# Best country to live in?



## mikey2 (Apr 24, 2009)

Anyone got an opion which country would be better to live in between Australia and the UK?


----------



## kaz101 (Nov 29, 2007)

Since I moved from UK to Australia in July 2007 I would say Australia but it really depends on what you are looking for 

Regards,
Karen


----------



## jlms (May 15, 2008)

What is the point of asking such a thing?

Such questions normally provide nothing but a flamewar....


----------



## Glenhope (Mar 4, 2009)

jlms said:


> What is the point of asking such a thing?
> 
> Such questions normally provide nothing but a flamewar....


I have to agree. It's totally a matter of personal preference. The only certainty is that Poms want to leave UK.

I like Australia too, having been here on and off for 25 years. However, it is not for everyone. 

To make a sweeping generalisation, Australia has a lot in common with both UK and US, but many differences too. Public transport is abominable and outside the cities, almost non-existent. You can't do without a car or cars. We drive on the left, but priority is to the right (Vic) and there are some unique road rules eg the Hook turn in Melbourne. Speed limits vary from state to state and in NT the speed limit is commonsense. The states are more like sovereign countries (which is what they were pre-federation) than US states. There is a federal government, in Canberra , a city which Australians don't like to visit.
I live in the bush, off an unsealed road with 5 vehicles per day, so it's private. My nearest neighbour is 600 metres away. It's a beautiful place and the surrounding scenery is stunning - plenty of wildlife - birds, snakes, kangaroos, ecidnas, rabbits and foxes.


----------



## 90199 (Mar 21, 2010)

mikey2 said:


> Anyone got an opion which country would be better to live in between Australia and the UK?


Does the question mean geographically between the two countries?

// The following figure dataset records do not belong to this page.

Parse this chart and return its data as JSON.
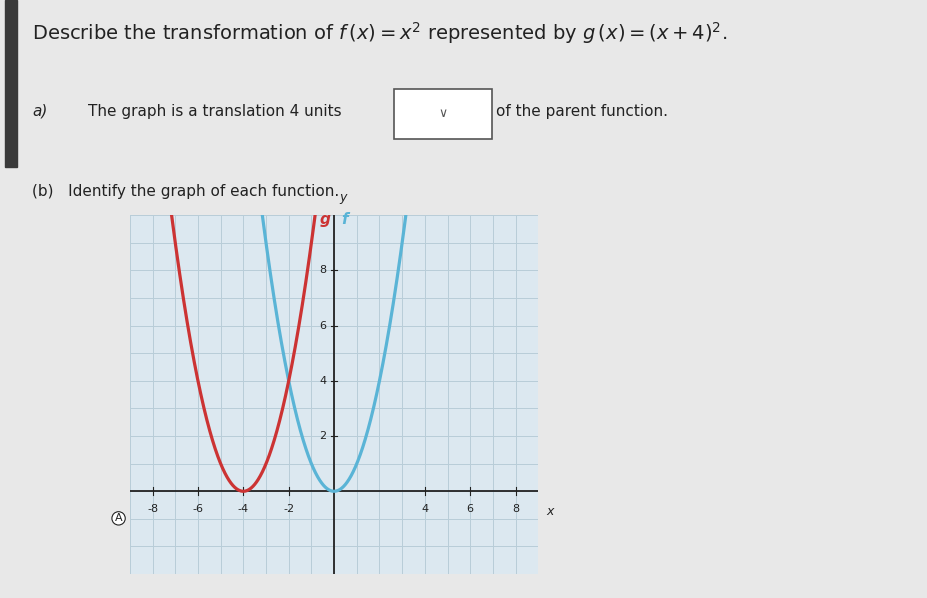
{
  "title": "Describe the transformation of $f\\,(x) = x^2$ represented by $g\\,(x) = (x+4)^2$.",
  "part_a_label": "a)",
  "part_a_text1": "The graph is a translation 4 units",
  "part_a_text2": "of the parent function.",
  "part_b_text": "(b)   Identify the graph of each function.",
  "dropdown_symbol": "∨",
  "f_label": "f",
  "g_label": "g",
  "f_color": "#5ab4d6",
  "g_color": "#cc3333",
  "bg_color": "#e8e8e8",
  "graph_bg": "#dce8f0",
  "xmin": -9,
  "xmax": 9,
  "ymin": -3,
  "ymax": 10,
  "xticks": [
    -8,
    -6,
    -4,
    -2,
    4,
    6,
    8
  ],
  "yticks": [
    2,
    4,
    6,
    8
  ],
  "grid_color": "#b8cdd8",
  "axis_color": "#222222",
  "text_color": "#222222",
  "title_fontsize": 14,
  "label_fontsize": 11,
  "tick_fontsize": 8
}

If so why not try the mystic island of San Borondon, that is if you can find it

Hepa


----------



## Hollie Rose (Nov 16, 2010)

Well, what do you like in a country? because it all depends in what you want and what either country has to offer to suit those needs... 

For example, 

- I use public transport a lot
- I like the fact that the NHS take care of Uk's citizens so well (or that treatment is free)
- England is a fair country
- I love London shopping
- I love going to the pub

So England for me. You need to weigh up the pros and cons..  No one else can choose for you, it's personal preference.


----------



## Weebie (Sep 16, 2009)

Both countries attract different types of Migrants. Australia attracts the migrants for the jobs that no one in the country is willing to do "hence there is a shortage" Britain attracts the talented and brightest who are out there to make something of themselves essentially.


----------



## Hollie Rose (Nov 16, 2010)

Weebie said:


> Both countries attract different types of Migrants. Australia attracts the migrants for the jobs that no one in the country is willing to do "hence there is a shortage" Britain attracts the talented and brightest who are out there to make something of themselves essentially.


That's very true!

And I think Australia attracts people that are more bothered about the sceneries and country itself rather than working.


----------



## koolkat (Nov 17, 2010)

Australia and UK are both s***.


----------



## Johanna (Apr 13, 2009)

Hepa said:


> Does the question mean geographically between the two countries?
> 
> If so why not try the mystic island of San Borondon, that is if you can find it
> 
> Hepa


My question exactly.
To choose between countries depends on what one wants from a country, lots of sun or lots of rain...... Insects or no insects, etc.


----------



## Johanna (Apr 13, 2009)

Hollie Rose said:


> That's very true!
> 
> And I think Australia attracts people that are more bothered about the sceneries and country itself rather than working.


Hollie Rose, had a good giggle --- your origin and expat status...thought Scotland was part of the UK!


----------



## stormgal (Sep 30, 2009)

koolkat said:


> Australia and UK are both s***.


oh my goodness - someone woke up on the wrong side of the bed :heh:


----------